Тут журналист Кашин не совсем правдиво (а точнее, с неприсущими ему желтизной и хамоватостью)
изволили высказаться о Солженицыне. Ну, казалось бы, изволили и изволили: ничего странного, сейчас много всего удивительного суетится по литературному вопросу. Любопытно, что в кашинском ЖЖ пост, посвященный Солженицыну, находится аккурат между изречениями автора, посвященным
Юрию Нагибину (ясное дело, «омерзительнейшему злобному мудаку») и
сетевому писателю Сумерку (для тех, кто еще осмелился не прочесть). Иными словами, Нагибин, Солженицын и Сумерк – это одного примерно ряда предметы, как вобла, бычки и корюшка.
Но не об этом. Кашинизм в навешивании ярлыков, как типичное проявление современного плебейства, невольно заставляет определиться с собственным отношением к Солженицину, который сам по себе есть сокрушительный и вполне самодостаточный факт в истории русской литературы и мирового искусства.
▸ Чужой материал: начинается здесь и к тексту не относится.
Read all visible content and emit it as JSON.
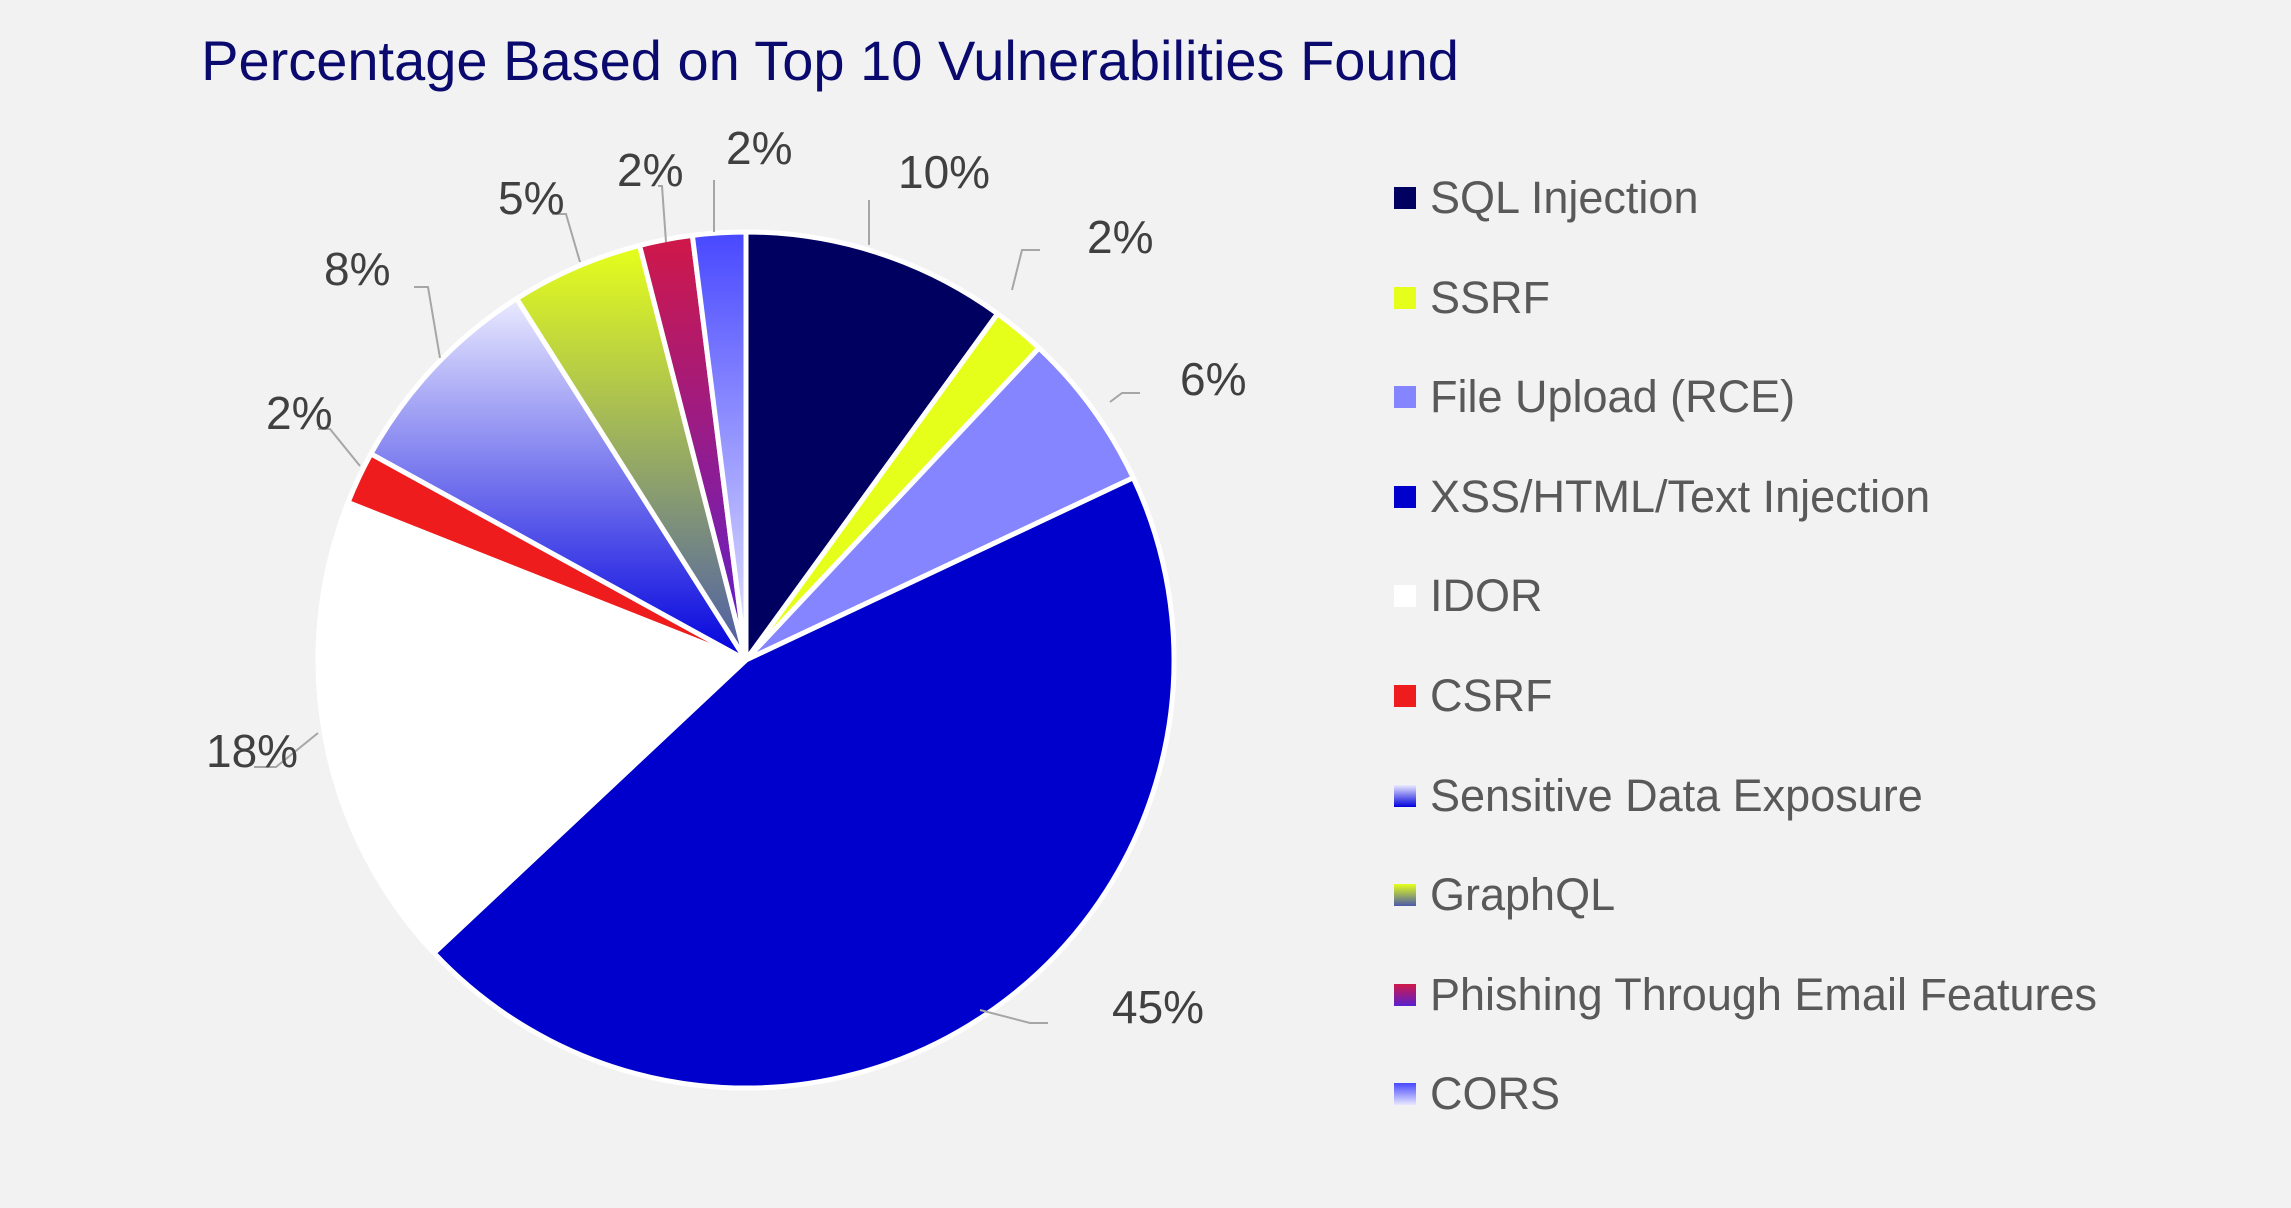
{
  "chart_data": {
    "type": "pie",
    "title": "Percentage Based on Top 10 Vulnerabilities Found",
    "legend_position": "right",
    "slices": [
      {
        "name": "SQL Injection",
        "value": 10,
        "label": "10%",
        "color": "#000060",
        "gradient": false
      },
      {
        "name": "SSRF",
        "value": 2,
        "label": "2%",
        "color": "#e6ff1a",
        "gradient": false
      },
      {
        "name": "File Upload (RCE)",
        "value": 6,
        "label": "6%",
        "color": "#8585ff",
        "gradient": false
      },
      {
        "name": "XSS/HTML/Text Injection",
        "value": 45,
        "label": "45%",
        "color": "#0000cc",
        "gradient": false
      },
      {
        "name": "IDOR",
        "value": 18,
        "label": "18%",
        "color": "#ffffff",
        "gradient": false
      },
      {
        "name": "CSRF",
        "value": 2,
        "label": "2%",
        "color": "#ee1c1c",
        "gradient": false
      },
      {
        "name": "Sensitive Data Exposure",
        "value": 8,
        "label": "8%",
        "color": "#eaeaff",
        "color2": "#0000dd",
        "gradient": true
      },
      {
        "name": "GraphQL",
        "value": 5,
        "label": "5%",
        "color": "#e6ff1a",
        "color2": "#4a5aaa",
        "gradient": true
      },
      {
        "name": "Phishing Through Email Features",
        "value": 2,
        "label": "2%",
        "color": "#d01848",
        "color2": "#5a20d0",
        "gradient": true
      },
      {
        "name": "CORS",
        "value": 2,
        "label": "2%",
        "color": "#4848ff",
        "color2": "#e8e8ff",
        "gradient": true
      }
    ]
  }
}
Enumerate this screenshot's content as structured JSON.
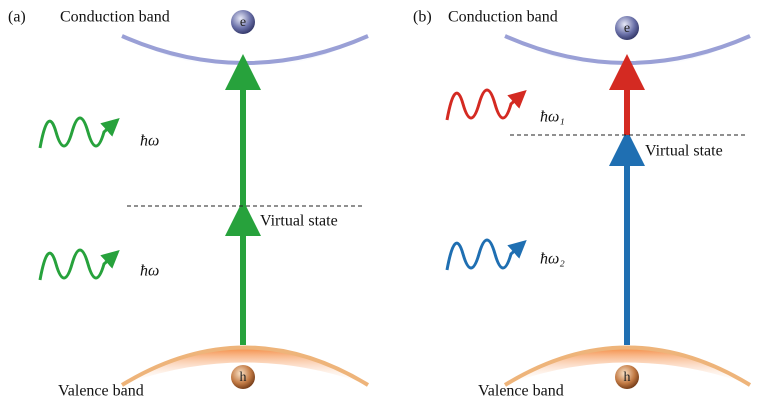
{
  "panels": [
    {
      "tag": "(a)",
      "conduction_band": "Conduction band",
      "electron": "e",
      "photons": [
        "ħω",
        "ħω"
      ],
      "virtual_state": "Virtual state",
      "valence_band": "Valence band",
      "hole": "h"
    },
    {
      "tag": "(b)",
      "conduction_band": "Conduction band",
      "electron": "e",
      "photons": [
        "ħω₁",
        "ħω₂"
      ],
      "virtual_state": "Virtual state",
      "valence_band": "Valence band",
      "hole": "h"
    }
  ]
}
А это непросто.
Например, для меня существует два Солженицына. Первый – это Солженицын, написавший «Щ-851», переименованный впоследствии Твардовским в «Один день Ивана Денисовича», «Матренин двор», «В круге первом», «Раковый корпус», «Крохотки» -- вещи, определившие в русской литературе двадцатого столетия уровень мотива, мысли, мастерства, актуализации текста, выпуклости образов, из которых – только его Глеб Нержин, только Сологдин, только Костоглотов, Володин, Осколупов, Демка, Рубин, Потапов – стоят всех остальных, вместе взятых за пятьдесят лет вокруг. Этот первый Солженицын – великий, если не величайший писатель, которого из современников сравнить не с кем и сравнивать незачем.
Второй – это Солженицын – автор «Архипелага ГУЛАГ», «Красного колеса», «Наших плюралистов», «Весен и лет», это человек, рукой которого написаны «Двести лет вместе»… Поздний (не по времени, но по смене мировоззрения и целевых приоритетов) Солженицын – сложный, хотя и не менее оттого интересный: он редко вызывает у кого-то (в том числе – и у меня) симпатию и понимание; как писатель, он уже замкнут внутри несуществующего, придуманного мира («Как не встретить американца – знаешь: он русский в душе»), мертвого языка («пытчивый», «внимчивый», «усовершил», «громогласил»), оторванных от актуальной среды событий и мнений. Но и этот, по определению Копелева, «русист-почвенник», уже превратившись в рукотворный, но пустой по существу миф, продолжал двадцать лет держать в кулаке едва трепыхающуюся русскую (советсткую и эмигрантскую) литературу; и каждое его «стыдно!» легче и верней меняло судьбы, события и вообще мир, нежели любое постановление партии и правительства.
Солженицына можно любить или ненавидеть, читать или не читать, признавать или не признавать – но как явление в искусстве он пока бесспорно шире и необъятнее любых оценочных категорий. К сколь-либо многомерному, честному и адекватному пониманию его (если вообще уместно так выразиться) роли в российском контексте еще не приблизился никто – хотя о Солженицине написаны сотни исследований, порой блестящих, два огромных романа (а в довершение к своей не очень удачной «Москве—2042» Войнович пару лет назад вдогонку добавил еще и «документальное» эссе «Портрет на фоне мифа» – слабоядовитый плевок в вечность), -- и, конечно, навешены миллионы мудацких ярлыков, как этот, сегодняшний.
Их, конечно, учитывать тоже имеет смысл. И даже надо. Но – бесполезно.